Suppose, though, that someone insists that he can't be happy without several spouses, and that this is a basic constitutive need for him. Or suppose he says he can't be happy unless he marries a close relative. For argument's sake, let's say we believe him. Shouldn't at least this person be allowed to marry two people, or his father?

No. The reason is that, from society's point of view, the main purpose of marriage is not, and never has been, to sanctify love. If the point of marriage were to let everybody seek his ultimate amorous fulfillment, then adultery would be a standard part of the marital package. In fact, society doesn't much care whether spouses love each other, as long as they meet their marital obligations. The purpose of secular marriage, rather, is to bond as many people as possible into committed, stable relationships. Such little societies-within-society not only provide the best environment for raising children, they also domesticate men and ensure that most people have someone whose "job" is to look after them.

Polygamy radically undermines this goal, because if one man has two wives, it follows that some other man has no wife. As Robert Wright notes in his book The Moral Animal, the result is that many low-status males end up unable to wed and dangerously restless. Over time, a society can sanction polygamy only if it is prepared to use harsh measures to repress a menacing underclass of spouseless men. It is no coincidence that no liberal countries have been polygamous, and no polygamous countries have been liberal. In that respect, the one-partner-each rule stands at the very core of a liberal society, by making marriage a goal that everyone can aspire to. Gay marriage, note, is fully in keeping with liberalism's inclusive aspirations. Polygamy absolutely is not.

Incest, of course, may produce impaired children. But incestuous marriage is a horrible idea for a much bigger reason than that. Imagine a society where parents and children viewed each other as potential mates. Just for a start, every child would grow up wondering whether his parents had sexual designs on him, or were "grooming" him as a future spouse.

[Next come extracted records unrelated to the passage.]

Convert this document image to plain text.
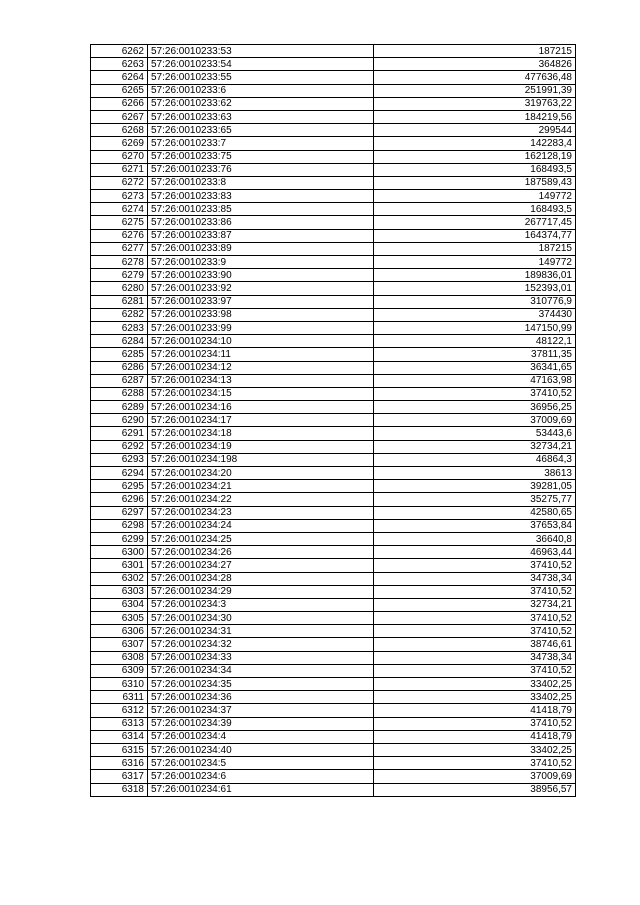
6262	57:26:0010233:53	187215
6263	57:26:0010233:54	364826
6264	57:26:0010233:55	477636,48
6265	57:26:0010233:6	251991,39
6266	57:26:0010233:62	319763,22
6267	57:26:0010233:63	184219,56
6268	57:26:0010233:65	299544
6269	57:26:0010233:7	142283,4
6270	57:26:0010233:75	162128,19
6271	57:26:0010233:76	168493,5
6272	57:26:0010233:8	187589,43
6273	57:26:0010233:83	149772
6274	57:26:0010233:85	168493,5
6275	57:26:0010233:86	267717,45
6276	57:26:0010233:87	164374,77
6277	57:26:0010233:89	187215
6278	57:26:0010233:9	149772
6279	57:26:0010233:90	189836,01
6280	57:26:0010233:92	152393,01
6281	57:26:0010233:97	310776,9
6282	57:26:0010233:98	374430
6283	57:26:0010233:99	147150,99
6284	57:26:0010234:10	48122,1
6285	57:26:0010234:11	37811,35
6286	57:26:0010234:12	36341,65
6287	57:26:0010234:13	47163,98
6288	57:26:0010234:15	37410,52
6289	57:26:0010234:16	36956,25
6290	57:26:0010234:17	37009,69
6291	57:26:0010234:18	53443,6
6292	57:26:0010234:19	32734,21
6293	57:26:0010234:198	46864,3
6294	57:26:0010234:20	38613
6295	57:26:0010234:21	39281,05
6296	57:26:0010234:22	35275,77
6297	57:26:0010234:23	42580,65
6298	57:26:0010234:24	37653,84
6299	57:26:0010234:25	36640,8
6300	57:26:0010234:26	46963,44
6301	57:26:0010234:27	37410,52
6302	57:26:0010234:28	34738,34
6303	57:26:0010234:29	37410,52
6304	57:26:0010234:3	32734,21
6305	57:26:0010234:30	37410,52
6306	57:26:0010234:31	37410,52
6307	57:26:0010234:32	38746,61
6308	57:26:0010234:33	34738,34
6309	57:26:0010234:34	37410,52
6310	57:26:0010234:35	33402,25
6311	57:26:0010234:36	33402,25
6312	57:26:0010234:37	41418,79
6313	57:26:0010234:39	37410,52
6314	57:26:0010234:4	41418,79
6315	57:26:0010234:40	33402,25
6316	57:26:0010234:5	37410,52
6317	57:26:0010234:6	37009,69
6318	57:26:0010234:61	38956,57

Holding open the prospect of incestuous marriage would devastate family life by, effectively, legitimizing sexual predation within it.

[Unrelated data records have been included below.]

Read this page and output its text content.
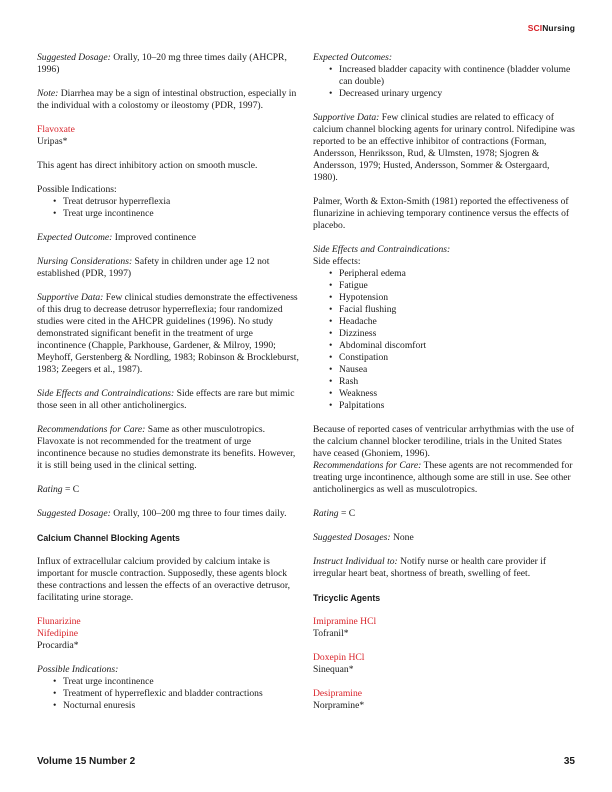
SCINursing

Suggested Dosage: Orally, 10–20 mg three times daily (AHCPR, 1996)

Note: Diarrhea may be a sign of intestinal obstruction, especially in the individual with a colostomy or ileostomy (PDR, 1997).

Flavoxate
Uripas*

This agent has direct inhibitory action on smooth muscle.

Possible Indications:
• Treat detrusor hyperreflexia
• Treat urge incontinence

Expected Outcome: Improved continence

Nursing Considerations: Safety in children under age 12 not established (PDR, 1997)

Supportive Data: Few clinical studies demonstrate the effectiveness of this drug to decrease detrusor hyperreflexia; four randomized studies were cited in the AHCPR guidelines (1996). No study demonstrated significant benefit in the treatment of urge incontinence (Chapple, Parkhouse, Gardener, & Milroy, 1990; Meyhoff, Gerstenberg & Nordling, 1983; Robinson & Brockleburst, 1983; Zeegers et al., 1987).

Side Effects and Contraindications: Side effects are rare but mimic those seen in all other anticholinergics.

Recommendations for Care: Same as other musculotropics. Flavoxate is not recommended for the treatment of urge incontinence because no studies demonstrate its benefits. However, it is still being used in the clinical setting.

Rating = C

Suggested Dosage: Orally, 100–200 mg three to four times daily.

Calcium Channel Blocking Agents

Influx of extracellular calcium provided by calcium intake is important for muscle contraction. Supposedly, these agents block these contractions and lessen the effects of an overactive detrusor, facilitating urine storage.

Flunarizine
Nifedipine
Procardia*
Possible Indications:
• Treat urge incontinence
• Treatment of hyperreflexic and bladder contractions
• Nocturnal enuresis
Expected Outcomes:
• Increased bladder capacity with continence (bladder volume can double)
• Decreased urinary urgency

Supportive Data: Few clinical studies are related to efficacy of calcium channel blocking agents for urinary control. Nifedipine was reported to be an effective inhibitor of contractions (Forman, Andersson, Henriksson, Rud, & Ulmsten, 1978; Sjogren & Andersson, 1979; Husted, Andersson, Sommer & Ostergaard, 1980).

Palmer, Worth & Exton-Smith (1981) reported the effectiveness of flunarizine in achieving temporary continence versus the effects of placebo.

Side Effects and Contraindications:
Side effects:
• Peripheral edema
• Fatigue
• Hypotension
• Facial flushing
• Headache
• Dizziness
• Abdominal discomfort
• Constipation
• Nausea
• Rash
• Weakness
• Palpitations
Because of reported cases of ventricular arrhythmias with the use of the calcium channel blocker terodiline, trials in the United States have ceased (Ghoniem, 1996).

Recommendations for Care: These agents are not recommended for treating urge incontinence, although some are still in use. See other anticholinergics as well as musculotropics.

Rating = C

Suggested Dosages: None

Instruct Individual to: Notify nurse or health care provider if irregular heart beat, shortness of breath, swelling of feet.

Tricyclic Agents
Imipramine HCl
Tofranil*
Doxepin HCl
Sinequan*
Desipramine
Norpramine*
Volume 15 Number 2	35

The rather peculiar idea underlying the "If gay marriage, then polygamy" argument is that, at bottom, there really is no very good reason to be against polygamy other than tradition - you just have to be blindly against it, and ditto for gay marriage. But there are ample grounds to oppose polygamous and incestuous marriage, grounds that have nothing to do with whether gay people will be allowed to partake of society's most stabilizing, civilizing institution. I don't ask to break the rules that we all depend on. I just want to be allowed to follow them.